The outcome was a national hedgerow map, validated across multiple federal states with dramatically different landscape configurations. It achieved an F1 performance score of 0.65, considerably higher than similar available products such as Copernicus Small Woody Features and Trees outside Forests (which scored 0.22 and 0.43, respectively).

“Both Copernicus Small Woody Features and Trees outside Forests are designed to map woody vegetation,” Dr. Muro explains. “But these products are quite generic and miss many hedgerows, particularly narrow ones. Many connectivity studies use these products, and for good reason; they’re valuable resources. But they don’t have all the detailed hedgerow information they need. If these studies used a more precise, application-specific product like ours, their conclusions might be different.”

Far-reaching ecological implications

One of the results of this innovative approach was the discovery of an additional 200,000 kilometers of previously unknown hedgerows across Germany. What are the implications of this?

• Valuable habitat isn’t being protected 

Hedgerows are biodiversity refuges in intensive agricultural landscapes. There were over 4,000 square kilometers of unknown hedgerow habitat that wasn’t being protected, maintained or incorporated into conservation network planning. “Poor information results in poor decision-making,” Dr. Muro explains. “And poor decision-making usually prevents policies from being properly enforced. Reliable data results in effective decisions and sustainable change.”

• Current carbon accounting metrics are inaccurate

The national carbon balance calculations of European countries are likely based on incomplete data. This affects land use, land use change and forestry (LULUCF) reporting, the EU framework used to track greenhouse gas emissions from land. With a massive 75% of hedgerows potentially unaccounted for, the EU is likely dramatically underestimating its carbon storage capacities.
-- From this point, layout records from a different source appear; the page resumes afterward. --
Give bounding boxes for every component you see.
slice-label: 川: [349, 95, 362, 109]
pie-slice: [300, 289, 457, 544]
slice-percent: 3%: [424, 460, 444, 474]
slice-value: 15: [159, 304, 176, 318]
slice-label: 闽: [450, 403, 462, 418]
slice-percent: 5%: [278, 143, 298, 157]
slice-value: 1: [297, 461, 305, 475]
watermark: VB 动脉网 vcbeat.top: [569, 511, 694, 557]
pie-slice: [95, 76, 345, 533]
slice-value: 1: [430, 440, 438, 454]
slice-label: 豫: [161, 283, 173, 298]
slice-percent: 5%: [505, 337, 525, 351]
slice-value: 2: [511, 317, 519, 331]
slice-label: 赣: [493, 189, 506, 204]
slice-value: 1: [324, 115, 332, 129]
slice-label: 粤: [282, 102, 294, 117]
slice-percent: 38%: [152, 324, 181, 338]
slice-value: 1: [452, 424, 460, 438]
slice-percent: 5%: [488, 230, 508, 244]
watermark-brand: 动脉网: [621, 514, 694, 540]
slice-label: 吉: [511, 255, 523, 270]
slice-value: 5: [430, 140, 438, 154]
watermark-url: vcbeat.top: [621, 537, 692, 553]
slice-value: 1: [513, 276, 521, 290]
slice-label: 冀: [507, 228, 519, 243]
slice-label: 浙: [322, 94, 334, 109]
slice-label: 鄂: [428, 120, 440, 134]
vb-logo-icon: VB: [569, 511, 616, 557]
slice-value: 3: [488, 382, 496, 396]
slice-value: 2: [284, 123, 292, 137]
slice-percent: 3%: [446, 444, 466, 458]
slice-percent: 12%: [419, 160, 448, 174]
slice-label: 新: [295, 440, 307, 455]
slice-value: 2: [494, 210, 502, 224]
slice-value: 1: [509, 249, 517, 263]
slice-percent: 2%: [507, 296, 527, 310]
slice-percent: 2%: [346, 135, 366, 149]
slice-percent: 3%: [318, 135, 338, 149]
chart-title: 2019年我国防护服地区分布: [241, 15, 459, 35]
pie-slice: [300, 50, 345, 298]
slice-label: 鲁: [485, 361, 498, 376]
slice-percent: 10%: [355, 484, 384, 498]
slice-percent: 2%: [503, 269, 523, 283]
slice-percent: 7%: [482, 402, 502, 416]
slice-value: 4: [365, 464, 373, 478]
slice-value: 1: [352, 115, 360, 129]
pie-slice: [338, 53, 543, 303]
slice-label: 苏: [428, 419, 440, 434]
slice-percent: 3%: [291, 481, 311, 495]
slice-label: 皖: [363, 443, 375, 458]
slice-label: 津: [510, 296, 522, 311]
• Soil protection is underestimated

Hedgerows reduce wind and water erosion by acting as barriers across intensive farmland. In northern Germany, where wind erosion is severe and bare soil is common after harvests, hedgerows keep nutrient-rich topsoil in place. When those nutrients blow away, they become water pollutants. The unmapped hedgerows represent a significant, but unquantified, soil protection service that affects both agricultural productivity and water quality.
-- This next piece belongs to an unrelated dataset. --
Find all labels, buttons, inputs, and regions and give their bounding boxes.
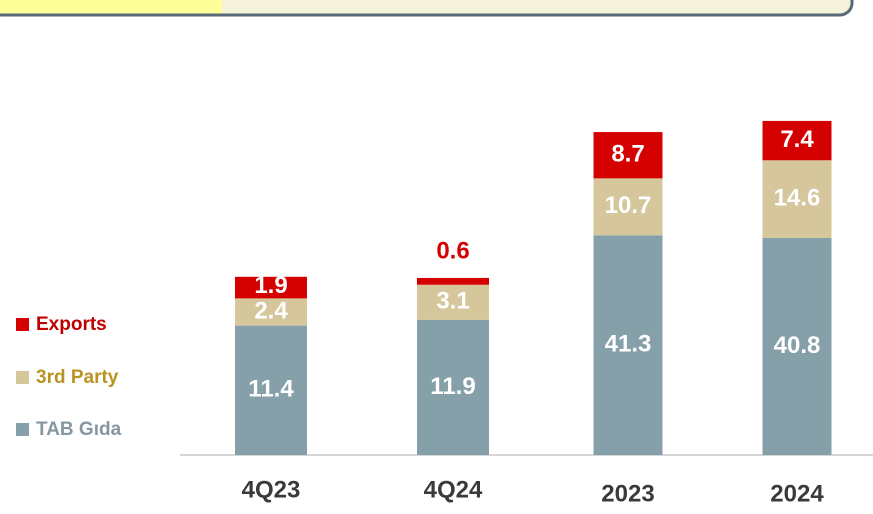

• Conservation policy relies on inaccurate baselines

The EU’s Nature Restoration Law and Common Agricultural Policy both include hedgerow restoration targets and farmer subsidies. But if policymakers don’t know where hedgerows already exist, they can’t identify priority areas for new planting, accurately verify farmer compliance with subsidized planting programs, calculate realistic restoration targets based on current landscape conditions, or allocate resources efficiently across districts.

Mapping the way to robust policy development

Dr. Muro’s research shows that comprehensive environmental mapping at the national scale is not only possible, but also essential for effective climate change policy development. By revealing that Germany has nearly three times the hedgerows previously documented, his research exposes a critical gap in the data underpinning carbon accounting, conservation planning and agricultural subsidies.

The technology enabling his work continues to advance. “This field is evolving faster than I can follow,” he says. “Blink, and there are suddenly new algorithms and new models to work with. It’s a very exciting time.” Emerging approaches like super-resolution algorithms and foundation models promise to make this type of mapping faster, more affordable and more widely accessible, potentially extending comprehensive monitoring to other landscapes and countries.

In the long term, the real impact of this work lies in what policymakers, conservation agencies and farmers will be able to do with accurate baseline data. “Environmental and agricultural authorities must have all the information they need to guide farmers on whether and where to plant hedgerows, on increasing or decreasing land use intensity, and on the impact these interventions are likely to have in terms of yield, carbon sequestration and erosion. The more accurate the information they have on hand, the better informed the policies they develop and execute will be.”